WLEA-FM
- Hornell, New York; United States;
- Broadcast area: Elmira-Corning area
- Frequency: 92.1 MHz
- Branding: WELA Southern Tier

Programming
- Format: Talk radio

Ownership
- Owner: Robert Savage; (Radio Livingston);
- Sister stations: WLEA, WYSL

History
- First air date: June 1981
- Former call signs: WCKR (until 2025)
- Call sign meaning: FM counterpart to WLEA

Technical information
- Licensing authority: FCC
- Facility ID: 52842
- Class: A
- ERP: 2,550 watts
- HAAT: 155 meters
- Transmitter coordinates: 42°20′38″N 77°37′36″W﻿ / ﻿42.34389°N 77.62667°W

Links
- Public license information: Public file; LMS;
- Website: WLEA.net

= WLEA-FM =

Radio station in Hornell, New York

WLEA-FM (92.1 FM) is a radio station licensed to Hornell, New York, United States, the station serves the Canisteo Valley area. The station is currently owned by Bob Savage.

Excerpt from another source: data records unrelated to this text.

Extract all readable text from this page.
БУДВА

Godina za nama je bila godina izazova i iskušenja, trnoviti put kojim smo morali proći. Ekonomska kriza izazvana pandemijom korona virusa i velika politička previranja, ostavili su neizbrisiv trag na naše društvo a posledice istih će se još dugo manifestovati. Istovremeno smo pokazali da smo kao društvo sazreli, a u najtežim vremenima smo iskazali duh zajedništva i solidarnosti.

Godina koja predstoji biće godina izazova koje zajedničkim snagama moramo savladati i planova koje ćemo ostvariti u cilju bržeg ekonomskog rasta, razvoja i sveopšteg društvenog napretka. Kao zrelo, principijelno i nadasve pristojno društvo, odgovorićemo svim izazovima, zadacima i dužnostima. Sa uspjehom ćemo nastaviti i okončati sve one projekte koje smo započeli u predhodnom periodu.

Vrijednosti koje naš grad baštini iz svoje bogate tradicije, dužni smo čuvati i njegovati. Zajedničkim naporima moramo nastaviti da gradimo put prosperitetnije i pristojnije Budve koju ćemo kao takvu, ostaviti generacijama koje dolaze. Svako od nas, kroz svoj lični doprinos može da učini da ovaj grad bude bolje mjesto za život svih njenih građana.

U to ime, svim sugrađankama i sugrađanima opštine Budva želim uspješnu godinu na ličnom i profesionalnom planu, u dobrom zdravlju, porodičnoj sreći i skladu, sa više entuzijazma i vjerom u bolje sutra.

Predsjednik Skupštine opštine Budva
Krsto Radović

For most of its history on air, WCKR was a country music station, a format it abandoned in May 2017 in favor of top 40. On February 1, 2020, WCKR changed formats from pop music to sports, branded as "92.1 The Team". The station acknowledged that the 2020 format flip was strictly financial, as they could no longer afford to pay royalties to play music. On August 14, 2020, amid widespread disruption of the sporting world in spring and summer 2020, WCKR relaunched the Fun 92.1 branding and its Top 40 format six months later.

On November 11, 2024, Dawn Ichikawa, owner of WVIN and WABH, announced an agreement to purchase WCKR and WLEA from the Doran family. Ichikawa's husband Gordon had been negotiating with Doran's son Brendan to buy the stations before Gordon's death in December 2023. Dawn Ichikawa had no interest in maintaining the station and had planned on closing down the station had she not found another buyer. She eventually found one in Bob Savage, owner of WYSL. In 2025, the station changed its call sign to WLEA-FM, matching its sister station, as by then both had begun simulcasting WYSL.

The transmitter facilities are located on Tobes Hill.